Once the data from multiple sources was unified, it was possible to use an ensemble of machine learning algorithms to perform sophisticated analyses. The predictive intelligence that came from the machine learning based analytics gave the site team actionable insights, even with data that it had not previously been seen. The optimisation achievable by using this approach was calculated at approximately 3% improvement in ore throughput and an associated 2% increase in product yield.


Interlate applied a differentiated suite of technology and analytical solutions that could be implemented quickly to materially improve productivity, with little or no additional capital expenditure.

Interlate’s Galaxy Engine™ is a hyper-variable analytical platform that is capable of processing millions of data points across discrete operating scenarios simultaneously at great speed. Interlate combined this capability with subject matter expertise and site operating context to develop analytical tools that could be used to optimise throughput and yield.

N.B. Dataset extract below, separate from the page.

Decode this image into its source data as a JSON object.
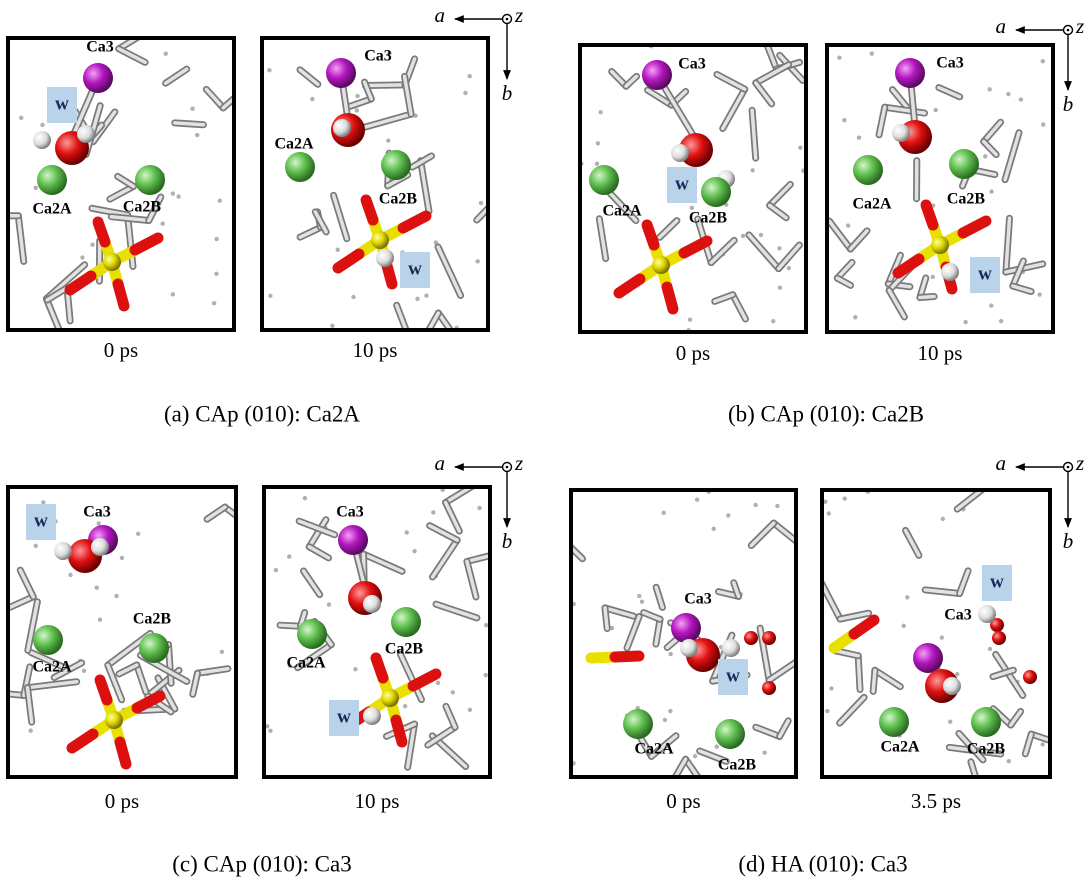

The initial phase of the diagnosis was to create a unified data model of multiple datasets across the value chain at iron ore mine. Interlate ingested a vast amount of operational data, fused these disparate and unconnected datasets into a single model so that hidden patterns could be exposed.

Interlate then used a combination of mining, processing and mathematical expertise to develop practical tools that the site operational team could use to capture improvements in value in the plant. The Galaxy Engine™ provided the processing power to crunch the data. Interlate developed bespoke machine learning models to predict outcomes.